Lettre d’amour de George Sand pour Alfred de Musset

J’ai découvert George Sand à l’âge de 8 ans, j’avais gagné un prix de rédaction en classe de CE2 et le gain fut « La Petite Fadette ». Je tombai alors amoureuse de la littérature française. Je fis alors une section littéraire au lycée et en appris davantage sur Amantine Aurore Lucile Dupin… Cette écrivaine me fascinait autant le personnage privé que la personnalité publique. Cette femme était un génie.
La lettre suivante fut adressée à Alfred de Musset… soit disant.
Canular or not canular?
Peu importe, les deux romanciers se sont fréquentés pendant 2 ans, une relation aussi intense que tumultueuse, pourquoi leur correspondance ne serait pas toute aussi salace? 😋


En apparence il s’agit d’une simple lettre d’amour.
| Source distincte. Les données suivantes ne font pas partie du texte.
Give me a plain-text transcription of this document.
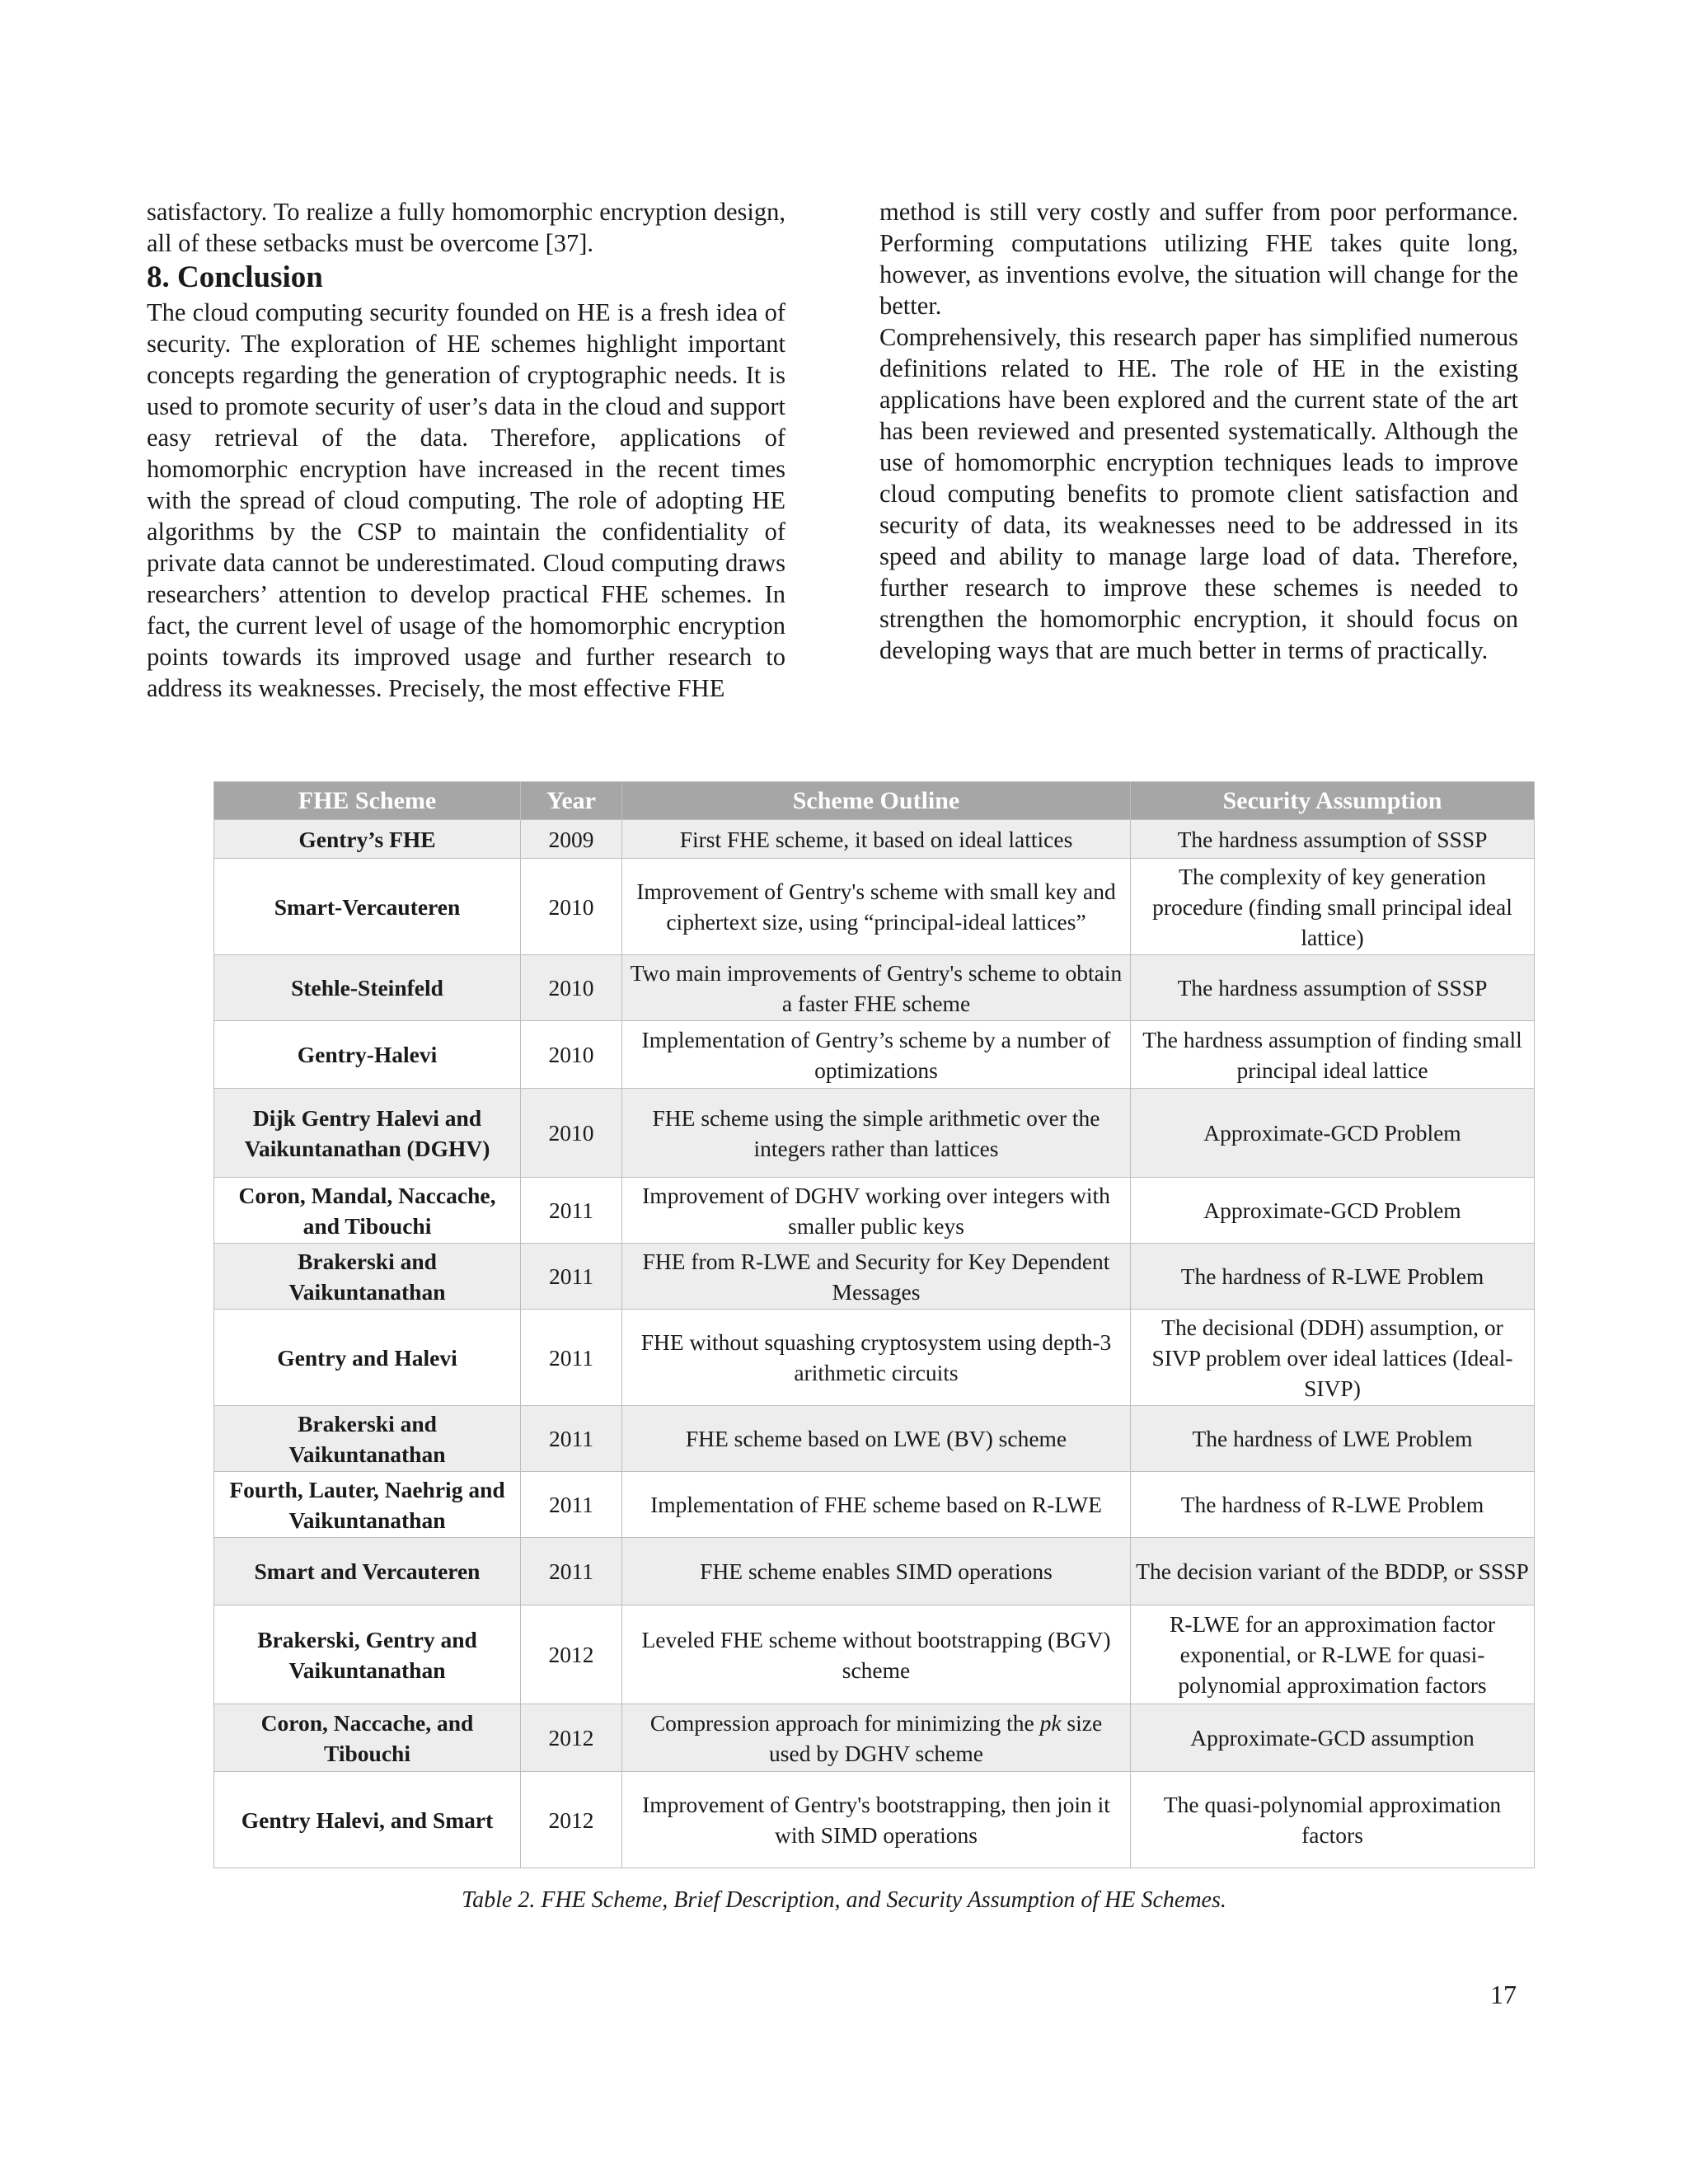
satisfactory. To realize a fully homomorphic encryption design, all of these setbacks must be overcome [37].

8. Conclusion

The cloud computing security founded on HE is a fresh idea of security. The exploration of HE schemes highlight important concepts regarding the generation of cryptographic needs. It is used to promote security of user’s data in the cloud and support easy retrieval of the data. Therefore, applications of homomorphic encryption have increased in the recent times with the spread of cloud computing. The role of adopting HE algorithms by the CSP to maintain the confidentiality of private data cannot be underestimated. Cloud computing draws researchers’ attention to develop practical FHE schemes. In fact, the current level of usage of the homomorphic encryption points towards its improved usage and further research to address its weaknesses. Precisely, the most effective FHE

method is still very costly and suffer from poor performance. Performing computations utilizing FHE takes quite long, however, as inventions evolve, the situation will change for the better.

Comprehensively, this research paper has simplified numerous definitions related to HE. The role of HE in the existing applications have been explored and the current state of the art has been reviewed and presented systematically. Although the use of homomorphic encryption techniques leads to improve cloud computing benefits to promote client satisfaction and security of data, its weaknesses need to be addressed in its speed and ability to manage large load of data. Therefore, further research to improve these schemes is needed to strengthen the homomorphic encryption, it should focus on developing ways that are much better in terms of practically.

FHE Scheme	Year	Scheme Outline	Security Assumption
Gentry’s FHE	2009	First FHE scheme, it based on ideal lattices	The hardness assumption of SSSP
Smart-Vercauteren	2010	Improvement of Gentry's scheme with small key and ciphertext size, using “principal-ideal lattices”	The complexity of key generation procedure (finding small principal ideal lattice)
Stehle-Steinfeld	2010	Two main improvements of Gentry's scheme to obtain a faster FHE scheme	The hardness assumption of SSSP
Gentry-Halevi	2010	Implementation of Gentry’s scheme by a number of optimizations	The hardness assumption of finding small principal ideal lattice
Dijk Gentry Halevi and Vaikuntanathan (DGHV)	2010	FHE scheme using the simple arithmetic over the integers rather than lattices	Approximate-GCD Problem
Coron, Mandal, Naccache, and Tibouchi	2011	Improvement of DGHV working over integers with smaller public keys	Approximate-GCD Problem
Brakerski and Vaikuntanathan	2011	FHE from R-LWE and Security for Key Dependent Messages	The hardness of R-LWE Problem
Gentry and Halevi	2011	FHE without squashing cryptosystem using depth-3 arithmetic circuits	The decisional (DDH) assumption, or SIVP problem over ideal lattices (Ideal-SIVP)
Brakerski and Vaikuntanathan	2011	FHE scheme based on LWE (BV) scheme	The hardness of LWE Problem
Fourth, Lauter, Naehrig and Vaikuntanathan	2011	Implementation of FHE scheme based on R-LWE	The hardness of R-LWE Problem
Smart and Vercauteren	2011	FHE scheme enables SIMD operations	The decision variant of the BDDP, or SSSP
Brakerski, Gentry and Vaikuntanathan	2012	Leveled FHE scheme without bootstrapping (BGV) scheme	R-LWE for an approximation factor exponential, or R-LWE for quasi-polynomial approximation factors
Coron, Naccache, and Tibouchi	2012	Compression approach for minimizing the pk size used by DGHV scheme	Approximate-GCD assumption
Gentry Halevi, and Smart	2012	Improvement of Gentry's bootstrapping, then join it with SIMD operations	The quasi-polynomial approximation factors
Table 2. FHE Scheme, Brief Description, and Security Assumption of HE Schemes.
17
Pourtant, si vous lisez seulement une ligne sur deux, vous découvrez un texte caché, a ne pas mettre entre toutes les mains. 😜

Je suis très émue de vous dire que j’ai
bien compris l’autre soir que vous aviez
toujours une envie folle de me faire
danser. Je garde le souvenir de votre
baiser et je voudrais bien que ce soit
là une preuve que je puisse être aimée
par vous. Je suis prête à vous montrer mon
affection toute désintéressée et sans cal-
cul, et si vous voulez me voir aussi

vous dévoiler sans artifice mon âme
toute nue, venez me faire une visite.
Nous causerons en amis, franchement.
Je vous prouverai que je suis la femme
sincère, capable de vous offrir l’affection
la plus profonde comme la plus étroite
en amitié, en un mot la meilleure preuve
dont vous puissiez rêver, puisque votre
âme est libre. Pensez que la solitude où j’ha- 
bite est bien longue, bien dure et souvent

difficile. Ainsi en y songeant j’ai l’âme
grosse. Accourrez donc vite et venez me la
faire oublier par l’amour où je veux me
mettre.

.La réponse d’Alfred de Musset :
(Lire le premier mot de chaque ligne)

Quand je mets à vos pieds un éternel hommage
Voulez-vous qu’un instant je change de visage ?
Vous avez capturé les sentiments d’un cour
Que pour vous adorer forma le Créateur.
Je vous chéris, amour, et ma plume en délire
Couche sur le papier ce que je n’ose dire.
Avec soin, de mes vers lisez les premiers mots
Vous saurez quel remède apporter à mes maux.

Et la réponse de George Sand :
(Lire le premier mot de chaque ligne)

Cette insigne faveur que votre cour réclame
Nuit à ma renommée et répugne mon âme.

Je sais bien que les gens d’aujourd’hui n’écrivent plus, mais oseriez-vous en faire de même?